Voici l’histoire qui peut arriver à votre fils ou à votre mari.

Qui peut vous arriver à vous aussi.

C’est l’histoire qui n’arrive pas qu’aux autres. D’ailleurs Jean-Michel Gaudin menait la vie que nous menons tous avant le drame.

Son histoire est malheureusement la preuve de l’ensauvagement de notre société, la preuve que la délinquance des mineurs est de plus en plus terrifiante et qu’elle peut frapper partout et n’importe qui.

Que s’est-il passé le 3 février 2017 ? 

Tout a été filmé par les caméras de vidéoprotection.
En plein après-midi, dans le quartier de Bastille dans le centre de Paris, deux femmes attendent au feu rouge pour traverser. Une bande de six « jeunes » arrive derrière elles. L’un d’eux, âgé de 16 ans, crache sur le manteau de l’une des deux dames pour amuser la galerie.

L’autre femme intervient pour exiger des excuses. Elle reçoit un coup de tête d’Ahad, 18 ans, qui la saisit pour continuer à la frapper. C’est à ce moment là que Jean-Michel Gaudin, qui est tout près, s’interpose en citoyen courageux et responsable.

Le récit du journal Le Parisien est glaçant :

« Il attrape Ahad par le col pour le tirer en arrière. Le mineur lui assène un violent coup de pied à la hanche. À ce moment précis, la caméra pivote.
Jean-Michel Gaudin chute lourdement à terre. Selon des témoins, il reçoit plusieurs coups de pied au visage de la part des trois frères. Ce que confirme l’expert médical. Plusieurs personnes hurlent de terreur face à ce déchaînement de violence. Puis la bande repart, comme si de rien n’était, alors que leur victime gît à terre. Une femme, qui arrive en face, tente de stopper l’un des agresseurs. Elle est giflée et frappée.
 »

Deux ans après les faits, comment va Jean-Michel Gaudin ? 
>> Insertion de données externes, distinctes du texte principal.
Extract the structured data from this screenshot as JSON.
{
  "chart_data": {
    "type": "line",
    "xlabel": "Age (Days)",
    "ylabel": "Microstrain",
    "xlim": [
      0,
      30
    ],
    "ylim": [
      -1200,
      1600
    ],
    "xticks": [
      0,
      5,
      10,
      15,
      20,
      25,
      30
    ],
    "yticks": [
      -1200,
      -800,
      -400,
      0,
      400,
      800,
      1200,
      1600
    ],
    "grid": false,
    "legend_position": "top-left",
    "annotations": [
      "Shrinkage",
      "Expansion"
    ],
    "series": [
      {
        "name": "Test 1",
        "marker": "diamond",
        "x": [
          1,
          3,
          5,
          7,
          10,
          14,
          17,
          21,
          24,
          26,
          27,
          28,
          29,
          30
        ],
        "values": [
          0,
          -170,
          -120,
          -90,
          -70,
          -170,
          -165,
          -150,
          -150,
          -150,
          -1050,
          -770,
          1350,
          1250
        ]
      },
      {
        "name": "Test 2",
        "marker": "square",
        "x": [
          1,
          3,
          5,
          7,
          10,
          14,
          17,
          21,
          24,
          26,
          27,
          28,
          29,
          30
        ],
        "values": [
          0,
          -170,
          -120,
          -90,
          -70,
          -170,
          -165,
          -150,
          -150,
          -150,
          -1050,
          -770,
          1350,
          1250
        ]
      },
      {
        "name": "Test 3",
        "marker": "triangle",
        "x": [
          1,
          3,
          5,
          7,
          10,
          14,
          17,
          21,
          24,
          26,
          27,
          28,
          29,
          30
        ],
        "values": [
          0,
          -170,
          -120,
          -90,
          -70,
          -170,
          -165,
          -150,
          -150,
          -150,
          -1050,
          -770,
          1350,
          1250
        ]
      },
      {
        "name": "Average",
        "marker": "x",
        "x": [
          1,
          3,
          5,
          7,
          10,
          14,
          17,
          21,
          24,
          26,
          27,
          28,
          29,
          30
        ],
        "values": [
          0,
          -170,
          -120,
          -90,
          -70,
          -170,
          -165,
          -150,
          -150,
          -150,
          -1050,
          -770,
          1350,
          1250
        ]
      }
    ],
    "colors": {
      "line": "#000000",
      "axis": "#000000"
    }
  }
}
Il va mal. Il est toujours en centre de rééducation et sera dépendant à vie de tierces personnes pour pouvoir exécuter les gestes simples du quotidien. Aujourd’hui âgé de 54 ans, cet ancien barman de l’Assemblée nationale est très lourdement handicapé.

Et où en est la Justice ? 

C’est bien pour cela que je vous écris, le verdict du procès des 3 frères est attendu aujourd’hui.

Lorsqu’ils ont commis leur agression, ils étaient âgés de 16, 18 et 21 ans. Comme l’un d’eux était mineur, leur procès a eu lieu devant une cour d’assises des mineurs. En principe, il aurait dû se tenir à huis clos, mais l’avocat général a demandé la publicité de l’audience. Son argument : « Il faut que ces choses-là se sachent, sur cette terreur du quotidien ».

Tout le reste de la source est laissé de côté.